Die Märkische Oderzeitung meldete am 19. Februar 2026 eine „überraschende Kita-Schließung in Wandlitz“. Überraschend? Das hängt offenbar davon ab, wie aufmerksam man in den letzten Monaten mitgelesen hat.
Denn wer einen Blick in die Fortschreibung der Kita-Bedarfs- und Schulentwicklungsplanung (Stand 31.12.2024) wirft – beschlossen am 3. April 2025 mit nur einer Gegenstimme – dem begegnet dort bereits ein ziemlich klares Drehbuch. Darin ist zur AWO-Kita „Pusteblume“ Haus 1 zu lesen, dass umfangreiche Sanierungen notwendig seien: neue Umkleiden, eine Kindermensa, energetische Maßnahmen, eine alte Heizungsanlage. Kostenpunkt: rund 2,2 Millionen Euro. Und weil man bekanntlich in der Gemeinde Wandlitz nicht einfach so Geld aus dem Fenster wirft, müsse dieser Einsatz „sorgfältig abgewogen“ werden – insbesondere im Hinblick auf sinkende Geburtenzahlen und auf eine neue, schicke Kita am Barnim Panorama.
Diese soll – Kostenpunkt etwa 7 Millionen Euro – im Frühjahr 2026 eröffnen, mit 78 Betreuungsplätzen. Und siehe da: Schon damals war vorgesehen, dass sie die Kapazitäten der Kita „Pusteblume“ kompensiert. In der gleichen Vorlage ist sogar schwarz auf weiß nachzulesen, dass die Kapazität von der Kita „Pusteblume“ ab Ende 2026 schlicht: null Kinder betragen soll.

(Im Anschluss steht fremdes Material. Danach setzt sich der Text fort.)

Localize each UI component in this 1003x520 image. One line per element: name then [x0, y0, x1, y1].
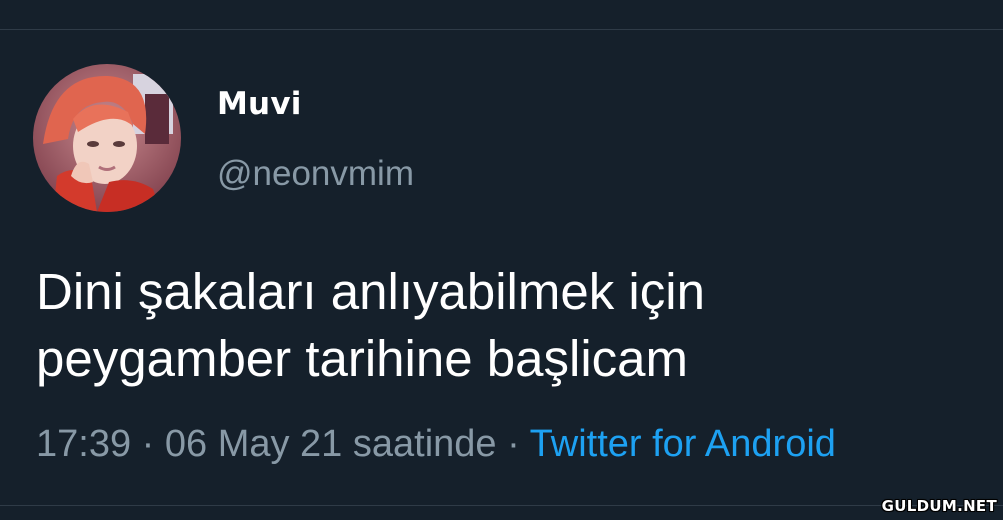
- display-name[interactable]: Muvi: [217, 86, 302, 122]
- tweet-text-line-1: Dini şakaları anlıyabilmek için: [36, 263, 705, 320]
- tweet-text: Dini şakaları anlıyabilmek için peygambe…: [36, 258, 976, 392]
- tweet-screenshot: Muvi @neonvmim Dini şakaları anlıyabilme…: [0, 0, 1003, 520]
- tweet-text-line-2: peygamber tarihine başlicam: [36, 330, 688, 387]
- profile-photo-icon: [33, 64, 181, 212]
- avatar[interactable]: [33, 64, 181, 212]
- top-divider: [0, 29, 1003, 30]
- meta-separator: ·: [141, 423, 155, 465]
- bottom-divider: [0, 505, 1003, 506]
- tweet-date[interactable]: 06 May 21: [165, 423, 342, 465]
- date-suffix: saatinde: [352, 423, 497, 465]
- watermark-logo: GULDUM.NET: [881, 497, 997, 515]
- tweet-metadata: 17:39 · 06 May 21 saatinde · Twitter for…: [36, 423, 836, 466]
- user-handle[interactable]: @neonvmim: [217, 154, 414, 194]
- tweet-time[interactable]: 17:39: [36, 423, 131, 465]
- tweet-source-link[interactable]: Twitter for Android: [530, 423, 836, 465]
- meta-separator: ·: [507, 423, 520, 465]
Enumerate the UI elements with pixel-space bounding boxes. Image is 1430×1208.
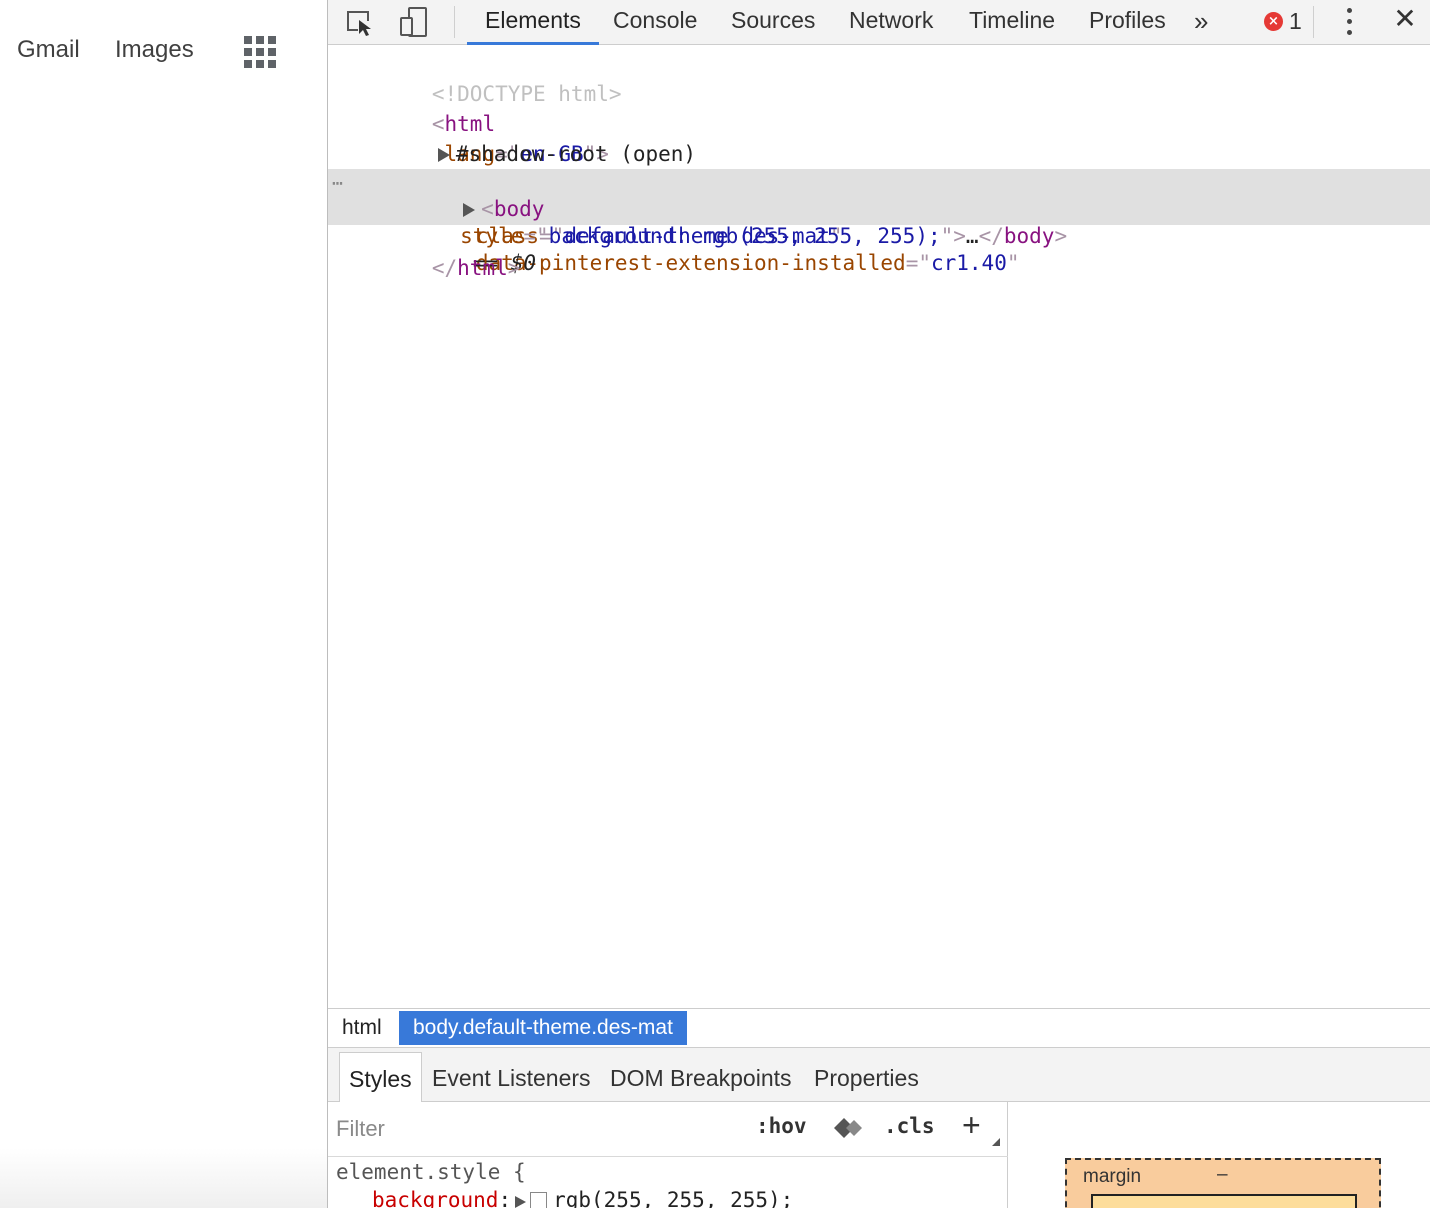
devtools-toolbar: Elements Console Sources Network Timelin…	[328, 0, 1430, 45]
color-format-icon[interactable]	[832, 1116, 864, 1140]
margin-label: margin	[1083, 1166, 1142, 1187]
tab-timeline[interactable]: Timeline	[967, 0, 1057, 45]
dom-node-html-close[interactable]: </html>	[328, 223, 1430, 313]
toolbar-separator	[1313, 6, 1314, 38]
more-tabs-chevron-icon[interactable]: »	[1194, 2, 1208, 40]
error-x-icon: ×	[1264, 11, 1283, 31]
error-counter[interactable]: × 1	[1264, 8, 1302, 34]
breadcrumb-html[interactable]: html	[328, 1011, 396, 1045]
images-link[interactable]: Images	[115, 36, 194, 64]
divider	[328, 1156, 1008, 1157]
html-close-tag: html	[457, 256, 508, 280]
node-actions-dots-icon[interactable]: ⋯	[332, 169, 343, 199]
sidebar-tabs: Styles Event Listeners DOM Breakpoints P…	[328, 1047, 1430, 1103]
gmail-link[interactable]: Gmail	[17, 36, 80, 64]
hover-state-toggle[interactable]: :hov	[756, 1114, 807, 1138]
kebab-menu-icon[interactable]	[1338, 6, 1360, 38]
class-toggle[interactable]: .cls	[884, 1114, 935, 1138]
add-rule-menu-corner-icon[interactable]	[992, 1138, 1000, 1146]
styles-filter-input[interactable]	[336, 1114, 716, 1144]
box-model-pane: margin –	[1009, 1102, 1430, 1208]
style-rule-selector: element.style {	[336, 1160, 526, 1184]
toolbar-separator	[454, 6, 455, 38]
tab-properties[interactable]: Properties	[814, 1048, 919, 1102]
color-swatch[interactable]	[530, 1192, 548, 1208]
page-bottom-shade	[0, 1148, 327, 1208]
tab-profiles[interactable]: Profiles	[1087, 0, 1168, 45]
tab-elements[interactable]: Elements	[467, 0, 599, 45]
inspect-element-icon[interactable]	[344, 6, 378, 38]
style-property-name[interactable]: background	[372, 1188, 498, 1208]
add-style-rule-button[interactable]: +	[962, 1108, 981, 1142]
apps-grid-icon[interactable]	[244, 36, 277, 69]
margin-value[interactable]: –	[1217, 1164, 1228, 1186]
expand-triangle-icon[interactable]	[515, 1196, 527, 1208]
tab-network[interactable]: Network	[847, 0, 935, 45]
style-property[interactable]: background: rgb(255, 255, 255);	[372, 1186, 793, 1208]
tab-sources[interactable]: Sources	[729, 0, 817, 45]
tab-dom-breakpoints[interactable]: DOM Breakpoints	[610, 1048, 792, 1102]
breadcrumb: html body.default-theme.des-mat	[328, 1008, 1430, 1046]
dom-tree: <!DOCTYPE html> <html lang="en-GB"> #sha…	[328, 46, 1430, 1008]
dom-node-body-selected[interactable]: ⋯ <body class="default-theme des-mat" da…	[328, 169, 1430, 275]
styles-pane: :hov .cls + element.style { background:r…	[328, 1102, 1008, 1208]
tab-event-listeners[interactable]: Event Listeners	[432, 1048, 591, 1102]
box-model-border[interactable]	[1091, 1194, 1357, 1208]
style-property-value[interactable]: rgb(255, 255, 255);	[553, 1188, 793, 1208]
error-count: 1	[1289, 7, 1302, 34]
breadcrumb-body[interactable]: body.default-theme.des-mat	[399, 1011, 687, 1045]
tab-styles[interactable]: Styles	[339, 1052, 422, 1103]
devtools-panel: Elements Console Sources Network Timelin…	[327, 0, 1430, 1208]
device-toolbar-icon[interactable]	[398, 6, 432, 38]
page-viewport: Gmail Images	[0, 0, 327, 1208]
tab-console[interactable]: Console	[611, 0, 699, 45]
box-model-margin[interactable]: margin –	[1065, 1158, 1381, 1208]
close-icon[interactable]: ✕	[1392, 5, 1418, 34]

Auch 2027. Mit anderen Worten: Wer zwischen den Zeilen las, konnte sich den Schluss ziemlich leicht zusammenreimen. Die Investition von mindestens 2,2 Millionen Euro in ein sanierungsbedürftiges Gebäude erschien angesichts sinkender Kinderzahlen nicht mehr „wirtschaftlich“. Stattdessen setzte man auf den Neubau – deutlich teurer, aber nun steht er und muss auch genutzt werden.
Umso bemerkenswerter wirkte dann der Auftritt des Bürgermeisters in der jüngsten Gemeindevertretersitzung. Im MOZ-Artikel war zu lesen: “Borchert habe es während der Gemeindevertretersitzung nicht an Empathie fehlen lassen … Er wirkte sichtlich betroffen und sagte, er verstünde uns“, so eine Elternvertreterin. Doch die Planungen zur Schließung der Kita „Pusteblume“ Haus 1 lagen zu diesem Zeitpunkt längst auf dem Tisch. Vom Bürgermeister selbst eingebracht, beschlossen und dokumentiert. Wenn nun also Überraschung im Spiel war, dann höchstens über die eigene Vorlage. Oder war es doch eher ein Fall von erstaunlich selektivem Erinnerungsvermögen?
Dabei hätte es ausreichend Zeit gegeben Eltern und Mitarbeitende frühzeitig einzubeziehen, Sorgen ernst zu nehmen und gemeinsam Lösungen zu diskutieren. Diese Chance blieb ungenutzt. Stattdessen entsteht nun – kurz vor den Bürgermeisterwahlen 2027 – der Eindruck hektischer Schadensbegrenzung. Am Ende steht eine bittere Rechnung: 2,2 Millionen Euro für die Sanierung einer bestehenden Kita galten als schwer vermittelbar. 7 Millionen Euro für einen Neubau hingegen nicht. Die Differenz von rund 4,8 Millionen Euro trägt – wenig überraschend – die Wandlitzer Bürgerschaft. Und ganz nebenbei die Eltern und Kinder, für die diese Entscheidungen angeblich getroffen wurden.
Aber vielleicht gehört genau das zum Wintermärchen: Dass Steuergelder plötzlich ganz leicht wirken. Und „Überraschungen“ erst dann entstehen, wenn jemand laut danach fragt.
Hier noch die Quelle: Vorlage BV-GV/2025-0100 im Ratsinformationssystem der Gemeinde Wandlitz.